All Commentary
Wednesday, March 4, 2020 Leer en Español

How Tiny Homes Can Solve Big Problems

When they're not squished by big government.

Image credit: Ben Chun on Flickr | CC BY 2.0 (

In response to the 2008 recession, rising home prices, and a growing demand for mobility and sustainability, a new entrepreneurial movement burst upon the housing market: Tiny homes.

Tiny homes are permanent living spaces usually running between 100 and 600 square feet. Offering relatively low-cost living, eco-friendly designs, and lifestyle flexibility, tiny homes have become a genuine phenomenon appealing to a wide range of consumers. Adventure seekers, the environmentally conscious, and people hoping to downsize their life have flocked to tiny home builders for their chance to “live small.”

Featured on HGTV’s Tiny House, Big Living and, more recently, The Sims 4 video game, tiny home living has been pushed to the forefront of American pop culture. And demand for tiny homes is growing. According to a survey by the National Association of Home Builders, more than half of Americans would consider living in a home that’s less than 600 square feet. For millennials, that number is even higher.
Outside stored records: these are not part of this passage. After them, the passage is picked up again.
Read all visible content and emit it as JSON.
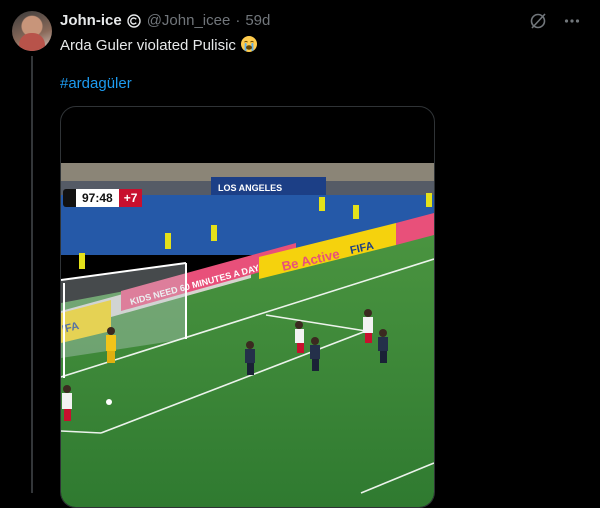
{
  "tweet": {
    "author_name": "John-ice",
    "handle": "@John_icee",
    "separator": "·",
    "time": "59d",
    "text": "Arda Guler violated Pulisic",
    "emoji": "loudly-crying-face-emoji",
    "hashtag": "#ardagüler"
  },
  "video": {
    "match_clock": "97:48",
    "added_time": "+7",
    "ad_boards": [
      "LOS ANGELES",
      "Be Active",
      "FIFA",
      "KIDS NEED 60 MINUTES A DAY",
      "IFA"
    ]
  },
  "icons": [
    "verified-icon",
    "grok-icon",
    "more-icon"
  ],
  "colors": {
    "background": "#000000",
    "link": "#1d9bf0",
    "muted": "#71767b",
    "pitch": "#3f8a3a"
  }
}
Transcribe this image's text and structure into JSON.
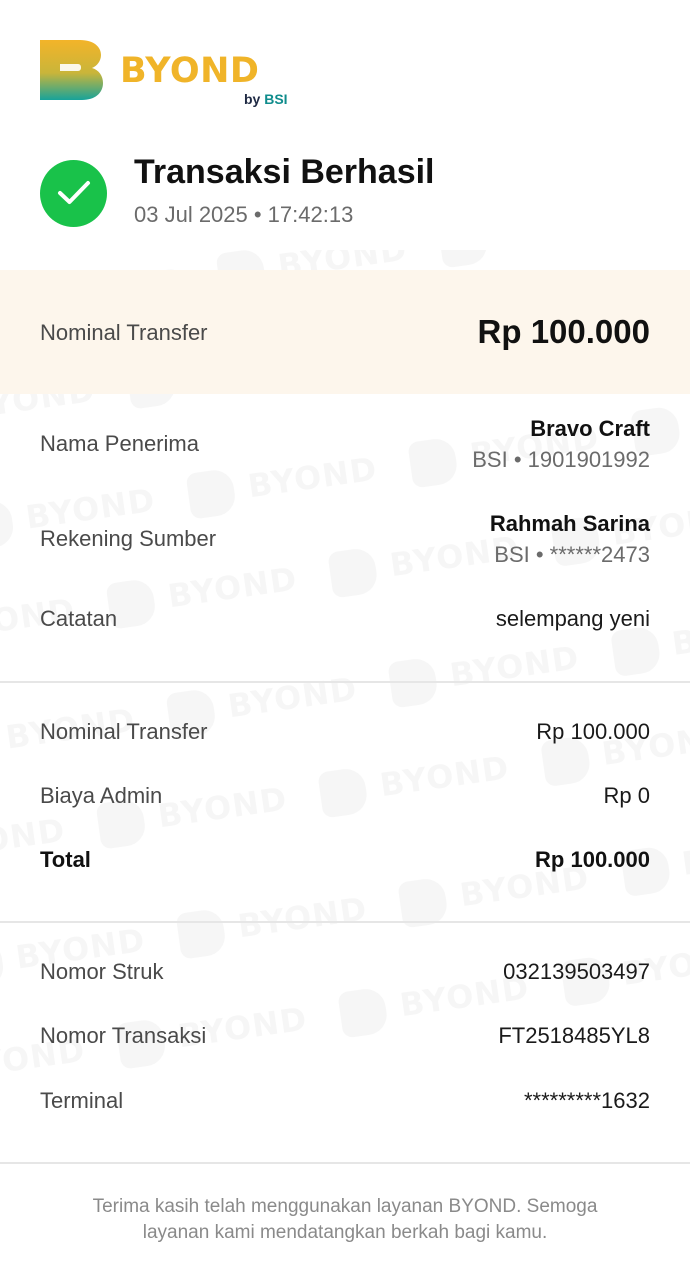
{
  "brand": {
    "name": "BYOND",
    "by_prefix": "by",
    "by_name": "BSI",
    "colors": {
      "gold": "#f0b429",
      "teal": "#0f8c8c",
      "success": "#19c24a",
      "band": "#fdf6ec"
    }
  },
  "status": {
    "icon": "check-circle-icon",
    "title": "Transaksi Berhasil",
    "datetime": "03 Jul 2025 • 17:42:13"
  },
  "highlight": {
    "label": "Nominal Transfer",
    "value": "Rp 100.000"
  },
  "details": {
    "recipient": {
      "label": "Nama Penerima",
      "name": "Bravo Craft",
      "account": "BSI • 1901901992"
    },
    "source": {
      "label": "Rekening Sumber",
      "name": "Rahmah Sarina",
      "account": "BSI • ******2473"
    },
    "note": {
      "label": "Catatan",
      "value": "selempang yeni"
    }
  },
  "summary": {
    "nominal": {
      "label": "Nominal Transfer",
      "value": "Rp 100.000"
    },
    "admin": {
      "label": "Biaya Admin",
      "value": "Rp 0"
    },
    "total": {
      "label": "Total",
      "value": "Rp 100.000"
    }
  },
  "reference": {
    "receipt": {
      "label": "Nomor Struk",
      "value": "032139503497"
    },
    "transaction": {
      "label": "Nomor Transaksi",
      "value": "FT2518485YL8"
    },
    "terminal": {
      "label": "Terminal",
      "value": "*********1632"
    }
  },
  "footer": {
    "message": "Terima kasih telah menggunakan layanan BYOND. Semoga layanan kami mendatangkan berkah bagi kamu."
  }
}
Tiny homes are also a potential low-cost solution to the homelessness crisis.

Tiny Homes, Big Obstacles

But despite widespread popularity and potential, there is a bevy of obstacles to tiny home living. State and local governments have been slow to facilitate the burgeoning market, which has made living in tiny homes illegal in many places.

Municipalities regulate housing based on minimum lot sizes and minimum dwelling sizes. At around 400 square feet or less, tiny homes usually cannot meet these requirements. Tiny homes defy easy classification as RVs, mobile homes, or backyard cottages, and this difficulty has led to outright prohibitions in some places and legislative battles in others.

In Maine, entrepreneur and engineer Corinne Watson makes her living building and selling tiny homes on wheels. But her ability to earn an honest living was put on hold when the government stopped providing titles and registration for tiny homes on wheels, making it harder for potential buyers to obtain financing.

One of the reasons the government took this action was an inability to adequately classify tiny homes. Most commonly, governments have labeled tiny homes on wheels as RVs. Though tiny-homes on wheels operate with the stability and roadworthiness of RVs and other types of trailers, they are different in important ways.

Unlike RVs or camp trailers, tiny homes are designed for permanent living. They provide a full gamut of appliances and necessities and are stick-built like traditional houses. Despite this, “camping” bans on RV living often prohibit long-term living in tiny houses as well.

Burdensome Regulations

While some localities have tried to facilitate tiny homes, these developments have been slow going and are often ineffective. Even municipalities that have legalized tiny home living have maintained lot size restrictions that make tiny home production and placement impractical.

For example, in Boulder, Colorado, 7,000-square-foot lot size minimums paired with a hard limit on the number of dwellings that may be placed on a single lot have diminished one of the primary appeals of tiny homes: spreading the high cost of land across multiple dwellings.

These restrictions have forced some owners to put their tiny homes in storage, along with their dreams of a minimalist lifestyle. Zoning regulations even have put a halt to efforts to use tiny homes as a living space for the homeless. In Minneapolis, a city where the homeless population has been ballooning for years, housing advocates have hit one roadblock after another, ranging from overly restrictive land use ordinances to inapt “camping” bans.

While there are some cities, like Spur, Texas, which have declared themselves havens for tiny homes by striking down barriers to tiny home building and placement, tiny homes still have many obstacles to overcome. In addition to slow-to-modernize government regulations, tiny homes have faced pushback from activists concerned with the “character of their neighborhoods.” Activists like these have pressured local government councils to bar tiny home living in their community.

It should not come as a surprise that the government has failed to keep up with the evolving tiny homes market. As economist Friedrich Hayek warned, central planners simply cannot know enough quickly enough to respond efficiently to a swiftly evolving market involving thousands or millions of transactions. The result is a gauntlet of ill-fitting regulations and counterproductive restrictions. Nowhere is this more evident than the forest of red tape surrounding tiny home living.

Housing advocates and people wanting a downsized lifestyle have embraced tiny homes. Unfortunately, the tiny homes market, thriving on dynamism and versatility, must operate within a system marked by sluggish rigidity. If allowed to flourish, tiny homes can offer solutions to the housing crisis, rising costs of living, and population displacement.

However, before these benefits can be fully realized across the country, governments have to get out of the way of progress.